Это было уже в первых числах апреля, а 7-го я собирался в длительный командировочный вояж сначала в Москву, а потом в Норильск. Перед отъездом я заколебался: как я их тут оставлю - Сашулю с Митей - в таком состоянии? Может, отложить поездку? Решил расспросить у врачей, насколько серьёзно всё у Мити и полученным ответом был совершенно ошарашен:
- Мы гарантировать ничего не можем. От пневмонии самая высокая детская смертность (?!!). А если Вам в командировку нужно, так езжайте. Здесь Вы всё равно ничем помочь не сможете.
Ничего себе! Как же так? Здорового ребёнка привели им, под их надзором он пневмонию схватил, а теперь они гарантировать ничего не могут? Я был настолько подавлен, что даже слова не мог там вымолвить.
Но на следующий день Мите стало получше, он повеселел, и я успокоился - решил ехать.
А накануне отъезда - 6-го апреля была Пасха. День был чудесный, как чаще всего и бывает на Пасху в Калининграде, только обычно Пасха приходится на конец апреля - начало мая, а тут была ранняя. Солнце светило вовсю, небо голубое - ни облачка. Ездили на кладбище с Сашулей, дедом и Иринкой. Народу - как на демонстрации или у Кировского стадиона во время футбола, только движение в обе стороны: одни уже навестили своих покойников, другие только идут.

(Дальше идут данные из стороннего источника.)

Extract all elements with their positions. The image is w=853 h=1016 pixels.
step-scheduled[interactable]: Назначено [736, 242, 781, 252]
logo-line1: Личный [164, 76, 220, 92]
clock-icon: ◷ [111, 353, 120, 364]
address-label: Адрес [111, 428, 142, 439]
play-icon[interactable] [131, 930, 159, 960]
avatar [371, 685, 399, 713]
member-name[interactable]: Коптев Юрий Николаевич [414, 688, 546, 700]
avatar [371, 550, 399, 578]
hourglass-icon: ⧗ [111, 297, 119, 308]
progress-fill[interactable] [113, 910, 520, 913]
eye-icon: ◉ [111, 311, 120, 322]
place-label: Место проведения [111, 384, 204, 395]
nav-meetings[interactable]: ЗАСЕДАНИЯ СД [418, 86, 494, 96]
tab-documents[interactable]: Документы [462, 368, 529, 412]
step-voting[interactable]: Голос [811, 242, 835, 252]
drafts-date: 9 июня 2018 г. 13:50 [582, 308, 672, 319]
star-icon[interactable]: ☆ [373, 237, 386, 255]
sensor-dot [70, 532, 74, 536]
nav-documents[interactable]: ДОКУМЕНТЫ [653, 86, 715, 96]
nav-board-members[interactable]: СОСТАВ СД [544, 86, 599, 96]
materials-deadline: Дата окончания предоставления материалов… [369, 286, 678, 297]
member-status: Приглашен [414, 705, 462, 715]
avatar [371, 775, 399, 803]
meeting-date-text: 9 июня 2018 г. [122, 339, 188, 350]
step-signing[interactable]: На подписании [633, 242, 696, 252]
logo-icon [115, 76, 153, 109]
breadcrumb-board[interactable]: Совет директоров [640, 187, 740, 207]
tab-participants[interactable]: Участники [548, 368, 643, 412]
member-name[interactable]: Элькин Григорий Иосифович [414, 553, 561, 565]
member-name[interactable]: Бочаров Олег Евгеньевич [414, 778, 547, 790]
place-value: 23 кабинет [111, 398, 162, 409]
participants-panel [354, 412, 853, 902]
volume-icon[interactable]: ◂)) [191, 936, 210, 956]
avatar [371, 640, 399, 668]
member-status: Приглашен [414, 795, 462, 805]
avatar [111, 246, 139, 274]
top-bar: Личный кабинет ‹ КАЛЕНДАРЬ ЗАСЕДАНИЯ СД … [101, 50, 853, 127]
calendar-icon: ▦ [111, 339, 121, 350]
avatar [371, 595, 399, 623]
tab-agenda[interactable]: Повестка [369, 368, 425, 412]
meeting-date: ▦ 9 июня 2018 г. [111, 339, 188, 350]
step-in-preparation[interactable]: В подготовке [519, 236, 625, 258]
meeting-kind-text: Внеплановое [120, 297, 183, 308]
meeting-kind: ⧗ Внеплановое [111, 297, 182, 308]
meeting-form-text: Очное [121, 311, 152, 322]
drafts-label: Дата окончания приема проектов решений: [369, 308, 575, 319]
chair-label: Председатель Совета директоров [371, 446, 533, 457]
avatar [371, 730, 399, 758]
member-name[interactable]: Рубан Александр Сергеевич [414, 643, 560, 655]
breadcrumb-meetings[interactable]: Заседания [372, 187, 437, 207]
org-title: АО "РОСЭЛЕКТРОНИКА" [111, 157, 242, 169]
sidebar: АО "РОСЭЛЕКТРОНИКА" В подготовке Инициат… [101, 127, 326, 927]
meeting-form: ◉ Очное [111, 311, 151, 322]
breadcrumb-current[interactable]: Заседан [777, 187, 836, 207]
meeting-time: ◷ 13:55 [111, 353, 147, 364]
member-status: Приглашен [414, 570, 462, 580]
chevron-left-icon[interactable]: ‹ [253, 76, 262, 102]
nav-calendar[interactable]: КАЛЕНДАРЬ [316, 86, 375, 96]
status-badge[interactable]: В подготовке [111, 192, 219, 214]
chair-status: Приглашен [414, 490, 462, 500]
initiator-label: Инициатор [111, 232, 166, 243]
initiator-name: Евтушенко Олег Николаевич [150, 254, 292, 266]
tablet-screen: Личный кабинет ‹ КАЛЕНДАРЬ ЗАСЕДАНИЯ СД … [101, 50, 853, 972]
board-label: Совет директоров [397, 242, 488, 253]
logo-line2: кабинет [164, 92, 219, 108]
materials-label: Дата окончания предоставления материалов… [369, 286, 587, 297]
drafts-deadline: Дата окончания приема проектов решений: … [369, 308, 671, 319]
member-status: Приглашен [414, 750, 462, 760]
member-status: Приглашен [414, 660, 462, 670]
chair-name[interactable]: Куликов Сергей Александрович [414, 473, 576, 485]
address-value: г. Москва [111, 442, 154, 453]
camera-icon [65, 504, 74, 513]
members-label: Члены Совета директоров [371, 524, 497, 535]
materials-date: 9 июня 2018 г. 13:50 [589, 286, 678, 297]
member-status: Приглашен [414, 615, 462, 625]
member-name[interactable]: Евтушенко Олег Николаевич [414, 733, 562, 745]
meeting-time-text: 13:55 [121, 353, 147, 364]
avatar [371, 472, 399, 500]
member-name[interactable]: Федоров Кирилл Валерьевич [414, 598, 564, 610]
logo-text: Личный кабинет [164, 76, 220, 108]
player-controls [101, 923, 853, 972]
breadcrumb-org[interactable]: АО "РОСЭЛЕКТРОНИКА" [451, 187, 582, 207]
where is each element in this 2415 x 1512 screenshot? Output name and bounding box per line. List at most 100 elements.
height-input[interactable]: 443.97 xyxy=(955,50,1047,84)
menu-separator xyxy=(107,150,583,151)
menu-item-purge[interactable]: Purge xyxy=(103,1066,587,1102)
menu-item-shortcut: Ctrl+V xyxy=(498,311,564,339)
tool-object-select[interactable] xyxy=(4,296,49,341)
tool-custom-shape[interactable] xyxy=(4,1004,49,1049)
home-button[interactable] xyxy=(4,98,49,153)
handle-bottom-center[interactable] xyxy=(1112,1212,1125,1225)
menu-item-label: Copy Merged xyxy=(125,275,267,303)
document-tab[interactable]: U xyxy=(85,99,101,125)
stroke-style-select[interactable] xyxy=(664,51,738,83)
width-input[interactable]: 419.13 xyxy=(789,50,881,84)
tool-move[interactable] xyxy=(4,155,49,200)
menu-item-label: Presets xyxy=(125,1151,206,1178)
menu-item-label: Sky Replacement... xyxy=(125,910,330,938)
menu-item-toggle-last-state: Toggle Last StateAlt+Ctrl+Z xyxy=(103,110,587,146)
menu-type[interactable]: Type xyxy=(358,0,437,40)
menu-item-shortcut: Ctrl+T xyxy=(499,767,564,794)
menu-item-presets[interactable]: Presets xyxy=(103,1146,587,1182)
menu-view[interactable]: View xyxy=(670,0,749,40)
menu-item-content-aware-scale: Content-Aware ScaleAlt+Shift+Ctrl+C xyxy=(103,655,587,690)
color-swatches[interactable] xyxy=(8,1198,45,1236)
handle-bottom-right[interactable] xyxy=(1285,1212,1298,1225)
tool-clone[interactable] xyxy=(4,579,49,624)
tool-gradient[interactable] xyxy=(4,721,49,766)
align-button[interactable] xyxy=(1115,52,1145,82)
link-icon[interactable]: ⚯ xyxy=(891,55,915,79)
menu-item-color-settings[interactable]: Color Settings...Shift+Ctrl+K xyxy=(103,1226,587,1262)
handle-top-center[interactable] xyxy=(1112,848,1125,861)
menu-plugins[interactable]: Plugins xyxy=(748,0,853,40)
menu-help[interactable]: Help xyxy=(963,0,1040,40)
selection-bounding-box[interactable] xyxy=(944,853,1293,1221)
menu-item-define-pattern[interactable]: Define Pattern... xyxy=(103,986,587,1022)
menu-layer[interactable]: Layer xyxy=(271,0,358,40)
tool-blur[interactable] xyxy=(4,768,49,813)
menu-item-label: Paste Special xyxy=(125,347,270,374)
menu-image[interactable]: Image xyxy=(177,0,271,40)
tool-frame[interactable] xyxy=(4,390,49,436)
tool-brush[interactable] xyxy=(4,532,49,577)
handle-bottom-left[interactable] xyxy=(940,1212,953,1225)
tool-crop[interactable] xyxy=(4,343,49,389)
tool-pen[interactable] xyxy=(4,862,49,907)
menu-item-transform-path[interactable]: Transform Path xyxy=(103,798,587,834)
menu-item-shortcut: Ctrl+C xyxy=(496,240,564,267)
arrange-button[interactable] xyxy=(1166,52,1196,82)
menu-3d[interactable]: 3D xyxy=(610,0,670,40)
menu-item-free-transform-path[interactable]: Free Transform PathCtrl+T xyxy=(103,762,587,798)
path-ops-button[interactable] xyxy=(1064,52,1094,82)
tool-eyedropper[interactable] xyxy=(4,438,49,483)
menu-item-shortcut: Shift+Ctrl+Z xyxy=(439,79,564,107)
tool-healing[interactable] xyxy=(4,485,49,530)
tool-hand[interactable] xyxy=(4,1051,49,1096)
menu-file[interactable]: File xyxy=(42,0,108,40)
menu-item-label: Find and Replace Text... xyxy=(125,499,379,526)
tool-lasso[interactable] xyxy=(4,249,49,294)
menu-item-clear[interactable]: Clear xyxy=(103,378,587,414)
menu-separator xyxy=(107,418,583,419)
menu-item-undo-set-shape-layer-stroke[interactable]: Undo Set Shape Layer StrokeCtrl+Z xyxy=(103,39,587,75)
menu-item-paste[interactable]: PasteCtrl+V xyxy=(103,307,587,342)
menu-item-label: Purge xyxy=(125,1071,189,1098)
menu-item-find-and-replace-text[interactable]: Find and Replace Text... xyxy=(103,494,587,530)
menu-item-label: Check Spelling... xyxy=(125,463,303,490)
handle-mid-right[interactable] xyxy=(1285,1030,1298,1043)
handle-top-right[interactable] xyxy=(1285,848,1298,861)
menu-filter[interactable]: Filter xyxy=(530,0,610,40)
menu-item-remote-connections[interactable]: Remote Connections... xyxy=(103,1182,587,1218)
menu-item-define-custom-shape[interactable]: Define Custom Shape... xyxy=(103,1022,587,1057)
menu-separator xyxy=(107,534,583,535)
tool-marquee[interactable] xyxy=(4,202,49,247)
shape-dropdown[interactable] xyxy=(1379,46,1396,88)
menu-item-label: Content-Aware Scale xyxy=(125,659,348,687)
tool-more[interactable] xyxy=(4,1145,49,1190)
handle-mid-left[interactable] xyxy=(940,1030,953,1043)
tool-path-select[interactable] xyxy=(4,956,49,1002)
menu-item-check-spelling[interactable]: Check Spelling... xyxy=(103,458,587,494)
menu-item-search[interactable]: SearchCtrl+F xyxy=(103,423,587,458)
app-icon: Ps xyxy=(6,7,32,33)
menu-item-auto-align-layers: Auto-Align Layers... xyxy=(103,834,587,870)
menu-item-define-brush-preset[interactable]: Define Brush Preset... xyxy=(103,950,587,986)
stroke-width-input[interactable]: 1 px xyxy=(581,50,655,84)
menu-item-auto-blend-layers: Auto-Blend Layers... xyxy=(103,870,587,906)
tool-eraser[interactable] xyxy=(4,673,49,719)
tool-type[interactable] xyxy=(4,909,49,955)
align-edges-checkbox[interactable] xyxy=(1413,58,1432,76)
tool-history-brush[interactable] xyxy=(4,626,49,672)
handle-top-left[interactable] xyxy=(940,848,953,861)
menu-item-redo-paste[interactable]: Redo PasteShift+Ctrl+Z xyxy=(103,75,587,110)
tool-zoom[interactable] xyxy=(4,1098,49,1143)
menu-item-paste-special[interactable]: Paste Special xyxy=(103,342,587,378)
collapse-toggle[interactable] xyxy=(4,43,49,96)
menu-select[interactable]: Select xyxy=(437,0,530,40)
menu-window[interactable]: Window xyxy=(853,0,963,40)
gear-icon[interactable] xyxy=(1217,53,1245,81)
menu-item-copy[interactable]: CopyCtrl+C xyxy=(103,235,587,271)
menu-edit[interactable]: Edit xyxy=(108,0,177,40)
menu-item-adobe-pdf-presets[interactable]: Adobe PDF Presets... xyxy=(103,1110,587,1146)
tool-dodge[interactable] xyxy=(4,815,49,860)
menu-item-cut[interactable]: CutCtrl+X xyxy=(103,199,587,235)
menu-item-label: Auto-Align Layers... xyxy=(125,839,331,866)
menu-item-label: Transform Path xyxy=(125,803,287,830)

Трамваи идут один за одним переполненные, а непосредственно перед кладбищем милиция перекрыла движение, и людьми запружены и тротуары, и проезжая часть. И настроение у всех весеннее, праздничное, хотя идут на кладбище. А ведь верующих нет никого практически! или, наоборот, все верующие в этот момент? Но ведь не христосуются! У могил все почти выпивают, закусывают, но пьяных нет. Удивительная картина праздника одновременно и подпольного, и общепризнанного.

268

В ИЗМИРАНе у меня было назначено первое выступление с моей докторской - на семинаре лаборатории Зевакиной. Закончил я свой труд в марте 1980 года, а начал писать в июне 1978-го, то есть затратил на это год и девять месяцев, попутно получая ещё новые результаты, которые вставлял в диссертацию. Получилось свыше 400 машинописных страниц, включая список литературы, содержащий более 400 наименований, и кроме того около 80 страниц заняли рисунки. По этим количественным параметрам диссертация была вполне стандартной, такого объёма докторские я чаще всего и встречал. Отпечатал я только один экземпляр, надеясь остальные отэрить с него, чтобы не вписывать в каждый экземпляр формулы.
Отдельные куски работы я уже показывал Зевакиной, кое-какая фразеология моя ей не понравилась, но принципиальных замечаний у неё не было. Раиса Афанасьевна со времён свержения Гострема продолжала буквально по-матерински покровительствовать всем нам и опекала меня в моих первых шагах с докторской, наставляя на тактически-дипломатически правильный путь.
В качестве репетиции я выступил на семинаре у нас в обсерватории. Ребята - Кореньков, Саенко, Клименко - рекомендовали в большей степени акцентировать в выступлении новизну результатов, опуская детали.
На семинаре у Зевакиной замечаний я практически и вовсе не услышал. Меня слушали почтительно, вопросы задавали мелкие, никто не нападал. Да и кому там нападать было - одни дамы в возрасте от 35 до 55 лет, кандидаты наук, послушные своей "начальнице", как за глаза называла Зевакину Юдович. Короче, семинар мою работу одобрил. Я надеялся, что семинар рекомендует её сразу на секцию учёного совета. Но Раиса Афанасьевна меня притормозила: так, мол, не делают, это не кандидатская диссертация, рекомендация семинара их лаборатории, в которой нет ни одного доктора наук, - это не солидно. Нужно выступить на семинаре отдела, а ещё лучше - на объединённом семинаре двух отделов - Лобачевского и Беньковой, чтобы обязательно были Наталья Павловна и Фаткуллин.
- Кстати, есть ли у Вас явные недоброжелатели? - спросила меня Раиса Афанасьевна.
- Да, пожалуй, один Марс Фаткуллин. Он ведь ещё на утверждении темы моей диссертации выступал против. Не знаю - как Иванов-Холодный, он как-то сдержанно к нашим работам относится. А с остальными всеми я в хороших отношениях, работы наши вроде бы все одобряют...
- Значит, Вам с Фаткуллиным прежде всего нужно уладить отношения, и чем раньше, тем лучше. Может быть, даже взять его в оппоненты. Во всяком случае, не обходить его, а сразу показать ему диссертацию. Пусть выступает против на ранних этапах её прохождения, это лучше, чем уже на самой защите.
Всё это было вполне логично, и со всем этим я был согласен. Я договорился с Лобачевским и Беньковой о проведении совместного семинара их отделов в конце апреля после моего возвращения из Норильска. Диссертацию я оставил у Беньковой с тем, чтобы она показала её и Марсу, если у него возникнет желание познакомиться с моей работой.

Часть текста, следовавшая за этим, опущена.